Les médecins le disent eux-mêmes, la gestion des
émotions et la relation à l’autre ne font pas d’emblée partie de
leur formation ou très peu. Les représentations collectives sont
persistantes : aujourd’hui encore, un bon médecin est avant tout
un bon technicien. Il ne se sent pas le droit de douter ou de ne
pas savoir, alors que justement, c’est dans cette brèche que la
confiance du patient peut s’établir.
Si parfois le langage scientifique des médicaux peut
venir faire écran, d’autres paroles, plus contenantes, viendront
inscrire le temps de l’annonce dans l’ébauche d’une alliance
thérapeutique à venir. Un patient raconte : « Je n’oublierai
jamais. Il [le médecin] m’a dit que la tumeur était toujours là.

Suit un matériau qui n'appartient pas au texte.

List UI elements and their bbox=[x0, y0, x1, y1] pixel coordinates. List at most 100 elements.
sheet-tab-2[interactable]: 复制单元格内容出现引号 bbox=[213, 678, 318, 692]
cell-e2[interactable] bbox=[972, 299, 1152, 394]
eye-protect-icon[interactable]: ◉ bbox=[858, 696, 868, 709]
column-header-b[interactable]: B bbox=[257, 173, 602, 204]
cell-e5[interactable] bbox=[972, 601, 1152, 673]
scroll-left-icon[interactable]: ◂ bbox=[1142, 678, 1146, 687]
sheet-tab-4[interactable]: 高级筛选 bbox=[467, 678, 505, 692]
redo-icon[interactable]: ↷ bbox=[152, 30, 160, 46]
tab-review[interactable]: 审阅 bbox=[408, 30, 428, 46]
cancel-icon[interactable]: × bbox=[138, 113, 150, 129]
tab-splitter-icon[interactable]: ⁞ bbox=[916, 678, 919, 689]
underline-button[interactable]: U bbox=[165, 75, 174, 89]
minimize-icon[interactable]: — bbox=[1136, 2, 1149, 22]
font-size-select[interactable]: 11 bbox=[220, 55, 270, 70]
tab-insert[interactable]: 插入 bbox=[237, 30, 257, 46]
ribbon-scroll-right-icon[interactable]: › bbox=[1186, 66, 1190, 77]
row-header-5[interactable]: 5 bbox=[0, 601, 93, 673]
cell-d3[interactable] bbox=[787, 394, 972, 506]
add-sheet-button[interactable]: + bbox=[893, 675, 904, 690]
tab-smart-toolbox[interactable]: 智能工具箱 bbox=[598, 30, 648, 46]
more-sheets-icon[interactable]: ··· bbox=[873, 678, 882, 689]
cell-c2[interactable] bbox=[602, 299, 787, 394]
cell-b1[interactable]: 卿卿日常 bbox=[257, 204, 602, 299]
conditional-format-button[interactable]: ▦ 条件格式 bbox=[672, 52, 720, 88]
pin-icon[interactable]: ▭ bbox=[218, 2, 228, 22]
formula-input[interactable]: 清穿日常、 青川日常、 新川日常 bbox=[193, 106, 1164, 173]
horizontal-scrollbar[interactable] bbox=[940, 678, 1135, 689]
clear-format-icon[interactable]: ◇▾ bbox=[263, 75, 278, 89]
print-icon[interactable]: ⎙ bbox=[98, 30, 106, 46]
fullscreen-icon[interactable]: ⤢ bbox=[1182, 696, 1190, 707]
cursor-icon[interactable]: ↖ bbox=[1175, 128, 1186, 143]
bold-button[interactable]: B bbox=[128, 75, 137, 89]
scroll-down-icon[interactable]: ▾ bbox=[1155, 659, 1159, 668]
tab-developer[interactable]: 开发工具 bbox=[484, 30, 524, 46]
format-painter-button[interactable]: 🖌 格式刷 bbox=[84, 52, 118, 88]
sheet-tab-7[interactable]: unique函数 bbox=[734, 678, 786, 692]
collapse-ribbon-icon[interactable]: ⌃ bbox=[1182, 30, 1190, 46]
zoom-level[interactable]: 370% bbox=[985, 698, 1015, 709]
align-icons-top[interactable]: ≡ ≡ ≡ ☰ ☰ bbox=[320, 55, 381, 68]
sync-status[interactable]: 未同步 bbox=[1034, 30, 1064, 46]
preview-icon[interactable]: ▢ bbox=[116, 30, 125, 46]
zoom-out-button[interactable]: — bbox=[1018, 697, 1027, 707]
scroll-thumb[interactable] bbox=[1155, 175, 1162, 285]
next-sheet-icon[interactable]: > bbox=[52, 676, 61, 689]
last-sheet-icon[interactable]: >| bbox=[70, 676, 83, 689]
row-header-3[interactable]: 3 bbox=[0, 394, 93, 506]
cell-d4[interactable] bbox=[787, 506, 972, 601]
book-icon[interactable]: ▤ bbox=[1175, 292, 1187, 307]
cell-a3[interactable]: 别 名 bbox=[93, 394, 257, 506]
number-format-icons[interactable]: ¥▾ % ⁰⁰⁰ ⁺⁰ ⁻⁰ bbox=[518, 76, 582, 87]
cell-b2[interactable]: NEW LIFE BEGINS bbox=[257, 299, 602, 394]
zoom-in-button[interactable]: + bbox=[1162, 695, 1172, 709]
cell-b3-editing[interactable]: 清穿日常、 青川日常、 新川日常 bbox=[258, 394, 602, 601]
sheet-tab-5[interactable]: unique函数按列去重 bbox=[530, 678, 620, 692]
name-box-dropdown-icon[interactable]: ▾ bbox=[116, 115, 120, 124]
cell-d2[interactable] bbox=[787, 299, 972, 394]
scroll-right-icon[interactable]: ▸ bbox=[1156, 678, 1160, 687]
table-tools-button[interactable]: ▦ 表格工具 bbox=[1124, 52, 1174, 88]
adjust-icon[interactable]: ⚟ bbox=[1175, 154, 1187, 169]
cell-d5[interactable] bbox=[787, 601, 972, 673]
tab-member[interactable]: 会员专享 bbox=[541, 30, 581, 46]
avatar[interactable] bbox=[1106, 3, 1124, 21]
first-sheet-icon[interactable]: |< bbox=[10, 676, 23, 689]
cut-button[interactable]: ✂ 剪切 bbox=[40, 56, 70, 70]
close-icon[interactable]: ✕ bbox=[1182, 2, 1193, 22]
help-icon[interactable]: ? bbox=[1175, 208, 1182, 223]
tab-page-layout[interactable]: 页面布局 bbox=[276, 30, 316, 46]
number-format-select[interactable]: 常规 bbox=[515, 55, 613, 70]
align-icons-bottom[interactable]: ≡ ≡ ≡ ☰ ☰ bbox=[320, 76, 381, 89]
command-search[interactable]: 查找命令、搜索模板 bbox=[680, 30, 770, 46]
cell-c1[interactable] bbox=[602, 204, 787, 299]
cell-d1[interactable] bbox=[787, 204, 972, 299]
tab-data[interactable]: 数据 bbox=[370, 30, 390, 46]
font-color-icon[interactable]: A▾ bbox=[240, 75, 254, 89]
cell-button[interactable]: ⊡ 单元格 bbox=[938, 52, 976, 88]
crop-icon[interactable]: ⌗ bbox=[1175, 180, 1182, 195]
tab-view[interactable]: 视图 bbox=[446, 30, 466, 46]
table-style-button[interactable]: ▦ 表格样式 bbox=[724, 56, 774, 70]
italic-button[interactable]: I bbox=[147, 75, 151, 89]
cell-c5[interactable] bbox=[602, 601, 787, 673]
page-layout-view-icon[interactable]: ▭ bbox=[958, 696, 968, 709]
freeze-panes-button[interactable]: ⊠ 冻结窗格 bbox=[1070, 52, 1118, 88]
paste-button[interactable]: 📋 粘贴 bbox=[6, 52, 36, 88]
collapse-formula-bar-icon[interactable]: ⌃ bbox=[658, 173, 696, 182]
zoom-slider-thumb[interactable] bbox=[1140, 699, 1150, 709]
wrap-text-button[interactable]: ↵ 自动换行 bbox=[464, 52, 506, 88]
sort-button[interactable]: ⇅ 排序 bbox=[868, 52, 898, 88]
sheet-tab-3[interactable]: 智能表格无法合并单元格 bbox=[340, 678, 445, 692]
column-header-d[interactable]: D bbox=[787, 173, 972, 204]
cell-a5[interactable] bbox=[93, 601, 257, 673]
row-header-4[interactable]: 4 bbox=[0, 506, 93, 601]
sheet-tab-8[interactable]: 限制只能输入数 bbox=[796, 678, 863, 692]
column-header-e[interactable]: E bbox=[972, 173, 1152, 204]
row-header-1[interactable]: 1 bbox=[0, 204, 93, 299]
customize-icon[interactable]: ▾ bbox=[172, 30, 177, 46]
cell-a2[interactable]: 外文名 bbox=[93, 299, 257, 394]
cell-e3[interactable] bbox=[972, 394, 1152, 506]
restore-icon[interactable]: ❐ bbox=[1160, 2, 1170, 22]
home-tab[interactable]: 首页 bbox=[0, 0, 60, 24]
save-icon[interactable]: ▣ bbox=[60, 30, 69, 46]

Et puis, juste avant de partir, sur le pas de la porte, il m’a dit :
« occupez-vous de guérir, je m’occupe de vous soigner » ».
Diagnostic signifie littéralement « capable de
discerner ». Georges Canguilhem avançait à ce propos : « Mon
médecin, c’est celui qui accepte de moi que je vois en lui un
éxégète avant de l’accepter comme réparateur ». C’est peutêtre en acceptant de passer par là que nous pourrons, avec nos
patients, regarder la mort sans mourir.